Among these dessert possibilities were pumpkin cake sprinkled with sugar out of France, as colonists had already tried pumpkin in bread and also masked pumpkin with spices and butter. These were better than the other “pumpkin pie” equivalent of stewed pumpkin or using the hollowed out shell to combine spices, milk and honey.
In the late 1700s, pumpkin beer made its debut, and it’s not the weak, sweet pumpkin beer of today. This stuff was strong. Many people brewed beer with fruits and vegetables, and it wasn’t a stretch to try pumpkin with bran and molasses. With crappy water, literally, poor settlers took every opportunity to make something drinkable. Today, pumpkin ale continues to be popular and pumpkin-spiced.
Pumpkin spice latte, meet your older brother, pumpkin ale. He’s come a long way, gotten weaker and a lot sweeter.
Packaging the Great Pumpkin
As the washing machine and Spam emerged, so did the Great Pumpkin come forth and get packaged. In the 1950s, companies focused their advertising heavily on women to relieve their domestic burden through quick techniques and contraptions.
Instead of having to blend their own spices, women were targeted with McCormick ads for pumpkin spice to stir into pumpkin pie mix. The spice mix includes cloves, nutmeg, ginger and cinnamon — the same combo used in your pumpkin spice latte.
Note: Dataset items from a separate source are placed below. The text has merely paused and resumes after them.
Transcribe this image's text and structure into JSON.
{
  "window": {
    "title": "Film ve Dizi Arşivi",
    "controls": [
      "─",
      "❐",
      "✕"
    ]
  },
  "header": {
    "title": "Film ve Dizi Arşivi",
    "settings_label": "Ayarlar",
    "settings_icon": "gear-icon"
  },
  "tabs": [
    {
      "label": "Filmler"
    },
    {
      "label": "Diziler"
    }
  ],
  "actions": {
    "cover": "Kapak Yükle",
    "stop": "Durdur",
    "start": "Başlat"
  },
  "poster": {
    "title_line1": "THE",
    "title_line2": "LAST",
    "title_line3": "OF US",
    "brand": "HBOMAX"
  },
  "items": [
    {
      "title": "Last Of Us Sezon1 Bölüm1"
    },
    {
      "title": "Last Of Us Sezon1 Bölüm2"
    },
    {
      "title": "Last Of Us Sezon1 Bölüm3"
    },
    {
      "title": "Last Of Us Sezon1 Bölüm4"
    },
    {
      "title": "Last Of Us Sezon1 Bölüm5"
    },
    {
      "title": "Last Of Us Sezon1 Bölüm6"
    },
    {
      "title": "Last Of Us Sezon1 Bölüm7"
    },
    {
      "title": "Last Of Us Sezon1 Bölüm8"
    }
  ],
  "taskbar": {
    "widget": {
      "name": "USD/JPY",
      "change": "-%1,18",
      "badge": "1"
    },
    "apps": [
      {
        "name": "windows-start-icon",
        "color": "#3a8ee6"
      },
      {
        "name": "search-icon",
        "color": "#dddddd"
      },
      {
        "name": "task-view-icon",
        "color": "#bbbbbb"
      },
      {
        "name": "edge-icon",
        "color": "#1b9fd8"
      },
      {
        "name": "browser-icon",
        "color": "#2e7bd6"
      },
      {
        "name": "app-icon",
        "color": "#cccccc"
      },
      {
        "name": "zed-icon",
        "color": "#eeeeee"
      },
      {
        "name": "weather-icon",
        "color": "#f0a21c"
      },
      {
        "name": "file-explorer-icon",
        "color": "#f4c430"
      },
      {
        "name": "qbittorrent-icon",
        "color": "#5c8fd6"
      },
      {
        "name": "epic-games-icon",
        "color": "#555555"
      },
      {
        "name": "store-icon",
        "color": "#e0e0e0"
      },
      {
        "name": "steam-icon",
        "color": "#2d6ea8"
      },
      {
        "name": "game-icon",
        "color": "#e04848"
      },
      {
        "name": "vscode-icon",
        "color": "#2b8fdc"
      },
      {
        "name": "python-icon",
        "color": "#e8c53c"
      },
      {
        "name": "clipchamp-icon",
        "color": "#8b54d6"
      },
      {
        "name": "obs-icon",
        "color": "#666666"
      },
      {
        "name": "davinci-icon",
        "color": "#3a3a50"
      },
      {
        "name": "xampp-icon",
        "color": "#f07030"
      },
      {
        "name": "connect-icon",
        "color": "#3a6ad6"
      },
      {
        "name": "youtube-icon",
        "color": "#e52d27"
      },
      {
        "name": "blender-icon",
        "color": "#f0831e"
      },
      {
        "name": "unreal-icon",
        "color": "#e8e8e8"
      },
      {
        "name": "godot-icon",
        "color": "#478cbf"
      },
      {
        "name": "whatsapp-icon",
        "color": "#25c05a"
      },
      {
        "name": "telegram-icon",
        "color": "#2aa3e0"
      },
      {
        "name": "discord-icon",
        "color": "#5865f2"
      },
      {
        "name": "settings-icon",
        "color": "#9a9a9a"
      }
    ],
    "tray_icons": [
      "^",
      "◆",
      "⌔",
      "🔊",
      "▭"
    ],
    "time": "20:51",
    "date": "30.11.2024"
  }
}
So, why is it called a pumpkin spice latte when there’s little to no pumpkin in the Starbucks latte? Medieval Europeans loved their spiced hippocras and raised eyebrows at those crazy Spanish explorers when they said, “Hey, dude, check out this pumpkin. Cool, huh.” Chocolate went over better.
It wasn’t until the colonists, of course, shrugged at the Great Pumpkin and mashed it up with some butter and sprinkled some sugar on top that pumpkin married spice. Then, someone packaged that idea and put it on a shelf. That’s marketing for you, folks.
When someone judges you for being basic, even if you are a flannel-wearing upcycled fashion and yoga blogger, tell them pumpkin spice goes back centuries, and go order your medicinal latte.